Les vingt cellules de stockage sont équipées notamment de thermométrie pour un contrôle permanent de la température.

Accompagner le développement de la bio

Le silo mis en service pour la campagne 2019 stockait déjà à la fin de l’été 5 500 t de céréales bio et C2 collectées auprès d’une centaine de producteurs. En 2018, ils étaient plus de 250 apporteurs, tous sites confondus. Ils pourraient être plus nombreux cette année. « On verra, la collecte se termine en décembre, le bilan n’est pas fait », précise Carine Maret, prudente.
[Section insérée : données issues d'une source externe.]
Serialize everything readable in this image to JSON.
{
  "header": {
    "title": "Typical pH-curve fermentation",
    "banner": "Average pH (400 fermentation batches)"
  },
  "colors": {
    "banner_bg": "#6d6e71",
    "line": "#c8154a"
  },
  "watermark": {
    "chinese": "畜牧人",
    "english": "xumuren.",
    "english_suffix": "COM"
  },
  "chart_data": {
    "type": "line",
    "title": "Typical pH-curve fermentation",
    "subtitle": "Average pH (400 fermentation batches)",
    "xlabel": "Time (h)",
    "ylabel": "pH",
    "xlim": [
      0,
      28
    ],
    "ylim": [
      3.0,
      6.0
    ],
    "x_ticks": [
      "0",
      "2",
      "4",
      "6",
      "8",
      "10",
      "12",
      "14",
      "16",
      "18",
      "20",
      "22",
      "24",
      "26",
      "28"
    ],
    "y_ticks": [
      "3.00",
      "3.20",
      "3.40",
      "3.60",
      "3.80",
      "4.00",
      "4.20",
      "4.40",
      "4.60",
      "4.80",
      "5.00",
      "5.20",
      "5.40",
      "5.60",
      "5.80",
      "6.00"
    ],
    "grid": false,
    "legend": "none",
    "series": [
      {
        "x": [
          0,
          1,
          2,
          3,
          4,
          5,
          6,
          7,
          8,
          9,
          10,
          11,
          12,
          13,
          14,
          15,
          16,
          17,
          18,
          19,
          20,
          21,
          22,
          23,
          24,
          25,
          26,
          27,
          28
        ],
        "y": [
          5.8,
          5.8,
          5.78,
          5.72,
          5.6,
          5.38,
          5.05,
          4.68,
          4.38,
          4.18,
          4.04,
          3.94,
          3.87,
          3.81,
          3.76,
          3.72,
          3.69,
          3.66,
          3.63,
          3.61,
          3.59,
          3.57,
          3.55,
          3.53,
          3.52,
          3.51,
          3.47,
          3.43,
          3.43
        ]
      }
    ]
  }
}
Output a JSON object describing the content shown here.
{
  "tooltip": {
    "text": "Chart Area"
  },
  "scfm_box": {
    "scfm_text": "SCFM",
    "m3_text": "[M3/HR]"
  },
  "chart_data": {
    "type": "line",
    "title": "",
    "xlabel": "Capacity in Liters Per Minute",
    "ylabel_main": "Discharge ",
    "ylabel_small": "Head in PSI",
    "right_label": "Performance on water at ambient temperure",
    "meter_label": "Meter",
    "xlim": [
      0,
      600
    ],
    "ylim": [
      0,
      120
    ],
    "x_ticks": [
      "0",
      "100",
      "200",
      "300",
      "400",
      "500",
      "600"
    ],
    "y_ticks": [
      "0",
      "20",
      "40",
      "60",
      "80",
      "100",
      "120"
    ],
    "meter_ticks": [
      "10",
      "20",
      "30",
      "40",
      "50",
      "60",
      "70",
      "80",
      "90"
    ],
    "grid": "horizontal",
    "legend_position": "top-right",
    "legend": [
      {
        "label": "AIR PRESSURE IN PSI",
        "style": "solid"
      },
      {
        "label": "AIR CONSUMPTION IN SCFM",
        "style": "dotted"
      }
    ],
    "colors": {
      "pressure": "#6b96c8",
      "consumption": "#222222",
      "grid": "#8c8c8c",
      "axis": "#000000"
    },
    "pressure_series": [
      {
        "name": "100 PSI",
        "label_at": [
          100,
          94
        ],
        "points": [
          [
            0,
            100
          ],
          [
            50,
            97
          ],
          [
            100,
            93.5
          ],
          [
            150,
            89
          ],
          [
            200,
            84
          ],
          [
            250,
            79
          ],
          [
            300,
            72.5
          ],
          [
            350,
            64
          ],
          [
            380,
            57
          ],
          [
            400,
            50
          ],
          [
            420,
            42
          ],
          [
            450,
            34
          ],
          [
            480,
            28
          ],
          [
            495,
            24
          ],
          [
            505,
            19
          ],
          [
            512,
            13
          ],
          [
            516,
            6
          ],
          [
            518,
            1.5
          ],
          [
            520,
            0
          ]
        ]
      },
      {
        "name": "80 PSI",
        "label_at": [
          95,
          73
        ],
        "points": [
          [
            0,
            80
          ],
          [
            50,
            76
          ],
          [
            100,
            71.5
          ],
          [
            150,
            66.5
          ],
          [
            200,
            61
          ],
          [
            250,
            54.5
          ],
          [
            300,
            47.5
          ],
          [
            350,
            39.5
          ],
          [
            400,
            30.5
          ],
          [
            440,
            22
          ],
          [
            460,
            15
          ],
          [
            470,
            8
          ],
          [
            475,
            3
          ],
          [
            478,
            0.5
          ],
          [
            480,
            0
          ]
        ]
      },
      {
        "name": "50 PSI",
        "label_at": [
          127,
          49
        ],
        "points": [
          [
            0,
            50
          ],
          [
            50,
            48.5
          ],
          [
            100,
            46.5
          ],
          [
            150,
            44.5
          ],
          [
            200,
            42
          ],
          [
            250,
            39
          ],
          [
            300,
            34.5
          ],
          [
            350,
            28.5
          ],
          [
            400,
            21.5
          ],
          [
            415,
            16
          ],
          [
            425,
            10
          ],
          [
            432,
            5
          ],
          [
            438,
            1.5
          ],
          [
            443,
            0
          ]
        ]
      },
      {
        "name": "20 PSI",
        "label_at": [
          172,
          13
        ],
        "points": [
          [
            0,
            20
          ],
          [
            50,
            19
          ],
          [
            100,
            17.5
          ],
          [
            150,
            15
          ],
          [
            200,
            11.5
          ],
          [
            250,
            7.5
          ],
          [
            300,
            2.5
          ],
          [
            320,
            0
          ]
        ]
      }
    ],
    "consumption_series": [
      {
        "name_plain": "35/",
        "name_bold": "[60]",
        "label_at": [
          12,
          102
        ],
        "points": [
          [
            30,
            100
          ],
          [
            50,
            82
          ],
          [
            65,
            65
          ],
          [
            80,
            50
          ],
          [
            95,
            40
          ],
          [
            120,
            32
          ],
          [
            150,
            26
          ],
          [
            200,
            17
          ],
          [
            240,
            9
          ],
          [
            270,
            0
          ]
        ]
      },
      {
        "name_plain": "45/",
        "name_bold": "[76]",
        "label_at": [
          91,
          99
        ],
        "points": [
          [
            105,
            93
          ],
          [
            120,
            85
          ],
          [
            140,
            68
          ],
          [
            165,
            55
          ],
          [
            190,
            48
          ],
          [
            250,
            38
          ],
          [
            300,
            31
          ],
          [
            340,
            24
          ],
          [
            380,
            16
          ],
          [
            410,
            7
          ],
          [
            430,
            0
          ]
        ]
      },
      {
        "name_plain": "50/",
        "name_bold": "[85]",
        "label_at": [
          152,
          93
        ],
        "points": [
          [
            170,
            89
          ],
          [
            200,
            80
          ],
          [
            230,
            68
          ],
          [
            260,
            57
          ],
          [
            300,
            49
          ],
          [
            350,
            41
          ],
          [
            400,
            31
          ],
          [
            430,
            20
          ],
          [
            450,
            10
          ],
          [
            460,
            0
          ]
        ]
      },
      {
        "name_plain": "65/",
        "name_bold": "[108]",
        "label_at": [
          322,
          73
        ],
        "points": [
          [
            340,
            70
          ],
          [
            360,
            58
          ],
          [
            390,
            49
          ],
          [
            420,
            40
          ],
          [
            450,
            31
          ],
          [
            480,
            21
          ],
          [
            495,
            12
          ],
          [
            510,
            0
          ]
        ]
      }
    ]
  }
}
Si l’alimentation animale reste de loin, la première activité de l’Ufab, s’y ajoute la collecte d’orge de brasserie, sarrasin, colza, blé ou encore l’avoine de floconnerie pour différents partenaires en alimentation humaine. « Nous collectons déjà du blé meunier, dont nous récupérons le son, et un peu de colza, mais nous souhaitons notamment développer ce dernier pour avoir aussi plus de tourteaux tracés, de même que l’avoinette peut être réintégrée en alimentation animale », signale la directrice de l’Ufab. La philosophie de l’entreprise reste inchangée, celle de se fournir d’abord en céréales locales et rester premier transformateur. Une équipe de terrain accompagne les producteurs pour les emblavements définis un an à l’avance. « On redonne l’intérêt de mettre en place certaines cultures comme l’avoine ou le colza, précise Thomas Mear, technicien cultures et projet de conversion. Plus les rotations sont diversifiées, plus le producteur est sécurisé ». L’Ufab a aussi vocation à stimuler des conversions. « Ce silo est une vitrine bio sur la commune et le secteur, avoue Carine Maret. Il y a quelques jours un jeune agriculteur bio nous a livré sa première récolte de sarrasin. Il nous a confié être très satisfait d’avoir un tel outil à 20 km de sa ferme. Voilà, j’aimerais qu’effectivement cela permettre à des producteurs dans un secteur géographique proche de pouvoir passer en bio, en se disant j’ai un débouché et je vais pouvoir livrer ma marchandise à proximité. » L’entreprise rayonne sur la Bretagne, le nord des Pays de la Loire et les pourtours de la Manche. En 2016, son usine de Craon en Mayenne mettait en place un process pour séparer la protéine de l’amidon pour les légumineuses, sa fabrique d’aliments de Noyal-sur-Vilaine sécurisait l’aliment pondeuse (thermisation) et au printemps dernier dix-huit cellules de dosage des matières premières y ont été installées. Des projets d’agrandissement sont encore annoncés pour 2020. Le site du nouveau silo, prévu suffisamment grand, pourrait d’ailleurs à l’avenir héberger de nouveaux projets.